Information
- Established: 1986; 40 years ago
- Grades: K-12
- Website: www.valleychristianacademy.ca

= Valley Christian Academy (Osler, Saskatchewan) =

Private school in Saskatchewan, Canada

Valley Christian Academy (VCA) is a Christian school located near the town of Osler, Saskatchewan. It encompasses grades K–6 (elementary school), and 7–12 (high school). It is one of three Certified Independent Schools serving almost 200 families in the 'valley' area.

== History ==
VCA was founded in 1986, by the Bergthaler Mennonite Church in the nearby town of Warman, Saskatchewan.
== Curriculum ==
VCA complies with the provincial curriculum, with modifications made when necessary to maintain a Christian perspective.
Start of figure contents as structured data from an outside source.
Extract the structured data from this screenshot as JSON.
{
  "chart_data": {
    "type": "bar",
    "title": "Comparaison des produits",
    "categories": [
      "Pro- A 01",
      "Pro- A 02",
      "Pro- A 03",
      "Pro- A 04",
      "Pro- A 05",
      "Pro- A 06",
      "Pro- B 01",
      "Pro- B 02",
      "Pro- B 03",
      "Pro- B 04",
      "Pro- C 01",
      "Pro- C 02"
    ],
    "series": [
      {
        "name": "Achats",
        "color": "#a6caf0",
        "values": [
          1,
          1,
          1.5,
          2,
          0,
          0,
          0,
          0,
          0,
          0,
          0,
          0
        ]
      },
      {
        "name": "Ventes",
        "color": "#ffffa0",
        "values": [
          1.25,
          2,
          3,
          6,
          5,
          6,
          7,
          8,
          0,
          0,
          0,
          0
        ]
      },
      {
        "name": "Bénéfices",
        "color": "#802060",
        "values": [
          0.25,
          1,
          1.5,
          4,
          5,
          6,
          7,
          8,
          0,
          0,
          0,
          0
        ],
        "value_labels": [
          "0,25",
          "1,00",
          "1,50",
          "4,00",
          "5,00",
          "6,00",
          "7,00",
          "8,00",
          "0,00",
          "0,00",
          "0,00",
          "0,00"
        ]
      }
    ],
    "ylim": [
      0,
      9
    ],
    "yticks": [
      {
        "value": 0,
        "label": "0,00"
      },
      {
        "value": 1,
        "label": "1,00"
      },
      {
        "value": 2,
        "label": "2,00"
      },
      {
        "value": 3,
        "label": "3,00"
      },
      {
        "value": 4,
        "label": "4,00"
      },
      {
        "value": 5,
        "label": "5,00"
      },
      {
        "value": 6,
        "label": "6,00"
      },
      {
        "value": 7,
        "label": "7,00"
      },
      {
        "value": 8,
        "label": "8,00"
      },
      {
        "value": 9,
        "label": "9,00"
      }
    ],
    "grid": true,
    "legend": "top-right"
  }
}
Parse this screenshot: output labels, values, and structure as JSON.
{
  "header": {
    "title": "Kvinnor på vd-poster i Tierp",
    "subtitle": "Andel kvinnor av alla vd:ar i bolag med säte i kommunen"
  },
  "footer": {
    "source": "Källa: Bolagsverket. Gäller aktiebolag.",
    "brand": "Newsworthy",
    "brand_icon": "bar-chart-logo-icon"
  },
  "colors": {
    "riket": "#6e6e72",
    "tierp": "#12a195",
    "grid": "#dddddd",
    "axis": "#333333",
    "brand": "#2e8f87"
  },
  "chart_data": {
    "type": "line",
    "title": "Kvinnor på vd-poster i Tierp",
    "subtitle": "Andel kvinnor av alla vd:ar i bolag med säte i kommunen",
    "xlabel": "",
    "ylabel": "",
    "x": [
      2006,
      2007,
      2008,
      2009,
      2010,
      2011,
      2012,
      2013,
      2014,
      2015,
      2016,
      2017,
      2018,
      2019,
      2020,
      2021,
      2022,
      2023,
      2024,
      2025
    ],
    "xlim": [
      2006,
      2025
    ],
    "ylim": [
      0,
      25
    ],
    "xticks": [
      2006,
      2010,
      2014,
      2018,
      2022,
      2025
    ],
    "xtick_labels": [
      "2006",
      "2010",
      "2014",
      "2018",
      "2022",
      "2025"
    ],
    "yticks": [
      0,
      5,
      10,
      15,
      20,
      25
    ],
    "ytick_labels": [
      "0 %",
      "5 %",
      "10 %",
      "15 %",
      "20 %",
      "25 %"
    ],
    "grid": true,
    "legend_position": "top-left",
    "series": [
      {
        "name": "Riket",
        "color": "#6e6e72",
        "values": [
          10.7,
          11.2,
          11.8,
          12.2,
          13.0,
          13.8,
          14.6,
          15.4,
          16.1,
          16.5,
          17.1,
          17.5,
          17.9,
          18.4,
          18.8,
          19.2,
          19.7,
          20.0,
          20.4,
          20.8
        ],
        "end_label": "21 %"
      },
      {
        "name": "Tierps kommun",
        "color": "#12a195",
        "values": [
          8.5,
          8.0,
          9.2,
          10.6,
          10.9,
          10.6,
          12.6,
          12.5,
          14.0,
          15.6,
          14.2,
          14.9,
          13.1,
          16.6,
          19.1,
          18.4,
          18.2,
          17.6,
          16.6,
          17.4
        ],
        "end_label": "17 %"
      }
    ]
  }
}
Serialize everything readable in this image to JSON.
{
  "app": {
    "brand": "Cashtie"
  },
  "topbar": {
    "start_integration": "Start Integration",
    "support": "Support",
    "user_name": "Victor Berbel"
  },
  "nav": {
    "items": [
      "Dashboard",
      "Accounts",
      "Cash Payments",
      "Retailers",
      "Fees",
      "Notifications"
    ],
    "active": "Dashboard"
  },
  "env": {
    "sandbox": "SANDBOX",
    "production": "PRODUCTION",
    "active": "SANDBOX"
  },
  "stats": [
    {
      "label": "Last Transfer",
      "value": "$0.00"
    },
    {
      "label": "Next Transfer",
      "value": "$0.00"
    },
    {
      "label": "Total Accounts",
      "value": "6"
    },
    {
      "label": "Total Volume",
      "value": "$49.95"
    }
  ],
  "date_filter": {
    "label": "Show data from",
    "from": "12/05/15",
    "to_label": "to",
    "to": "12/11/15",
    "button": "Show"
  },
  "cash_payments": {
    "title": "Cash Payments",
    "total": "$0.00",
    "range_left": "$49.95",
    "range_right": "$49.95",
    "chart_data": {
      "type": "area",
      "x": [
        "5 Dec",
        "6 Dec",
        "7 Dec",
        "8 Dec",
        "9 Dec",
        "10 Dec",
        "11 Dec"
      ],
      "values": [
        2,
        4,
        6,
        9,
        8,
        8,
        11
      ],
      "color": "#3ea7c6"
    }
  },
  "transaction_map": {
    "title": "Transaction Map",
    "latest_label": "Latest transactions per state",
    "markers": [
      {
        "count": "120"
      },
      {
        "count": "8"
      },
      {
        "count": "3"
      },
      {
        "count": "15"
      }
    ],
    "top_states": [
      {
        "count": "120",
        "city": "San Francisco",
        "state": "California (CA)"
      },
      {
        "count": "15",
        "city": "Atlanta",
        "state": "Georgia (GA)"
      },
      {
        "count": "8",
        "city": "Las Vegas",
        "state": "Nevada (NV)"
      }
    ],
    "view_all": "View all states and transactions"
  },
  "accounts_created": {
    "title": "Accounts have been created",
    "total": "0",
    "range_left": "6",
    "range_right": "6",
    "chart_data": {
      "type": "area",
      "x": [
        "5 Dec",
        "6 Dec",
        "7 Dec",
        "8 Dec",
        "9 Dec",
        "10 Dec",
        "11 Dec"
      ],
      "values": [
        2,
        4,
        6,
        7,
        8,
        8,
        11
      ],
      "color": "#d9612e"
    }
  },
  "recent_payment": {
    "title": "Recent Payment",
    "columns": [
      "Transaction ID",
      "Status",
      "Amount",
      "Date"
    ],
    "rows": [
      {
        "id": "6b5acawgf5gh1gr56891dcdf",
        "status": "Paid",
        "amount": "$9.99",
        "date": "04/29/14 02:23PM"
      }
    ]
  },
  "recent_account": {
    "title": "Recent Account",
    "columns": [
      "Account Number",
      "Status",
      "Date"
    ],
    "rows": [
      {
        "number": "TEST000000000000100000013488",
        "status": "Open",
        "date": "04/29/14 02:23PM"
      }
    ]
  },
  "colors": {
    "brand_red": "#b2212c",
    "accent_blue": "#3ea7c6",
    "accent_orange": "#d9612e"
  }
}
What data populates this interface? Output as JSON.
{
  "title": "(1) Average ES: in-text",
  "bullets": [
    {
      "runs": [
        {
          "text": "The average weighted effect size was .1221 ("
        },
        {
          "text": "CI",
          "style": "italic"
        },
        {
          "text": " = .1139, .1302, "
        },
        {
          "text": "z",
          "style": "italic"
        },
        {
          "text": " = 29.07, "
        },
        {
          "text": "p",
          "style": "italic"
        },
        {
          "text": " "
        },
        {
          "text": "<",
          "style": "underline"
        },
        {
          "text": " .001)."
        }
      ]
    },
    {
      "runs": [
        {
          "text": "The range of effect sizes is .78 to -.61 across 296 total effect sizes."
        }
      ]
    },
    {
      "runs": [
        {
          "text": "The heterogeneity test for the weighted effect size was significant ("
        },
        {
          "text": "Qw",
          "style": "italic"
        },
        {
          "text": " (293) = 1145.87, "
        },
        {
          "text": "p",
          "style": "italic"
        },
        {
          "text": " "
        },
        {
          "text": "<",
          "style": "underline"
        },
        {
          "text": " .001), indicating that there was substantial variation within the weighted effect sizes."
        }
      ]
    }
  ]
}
In addition to the provincial curriculum, VCA offers Christian Ethics as a mandatory class for all grade levels.
== Notable alumni ==

- Carissa Norsten - Olympic Silver Medalist (Rugby)
- Justin Laskowski - Canadian Men's Softball

== Funding ==
While the school is partially funded by the provincial government of Saskatchewan, students are also required to pay tuition fees according to how many siblings they have that attend the school:

| Child | Members of Bergthaler Mennonite Church | Non-Members of Bergthaler Mennonite Church |
|---|---|---|
| 1st Child | $105 | $115 |
| 2nd Child | $75 | $85 |
| 3rd Child | $65 | $75 |
| 4th Child | $45 | $55 |

- Students in Kindergarten pay half of whatever category they fall under.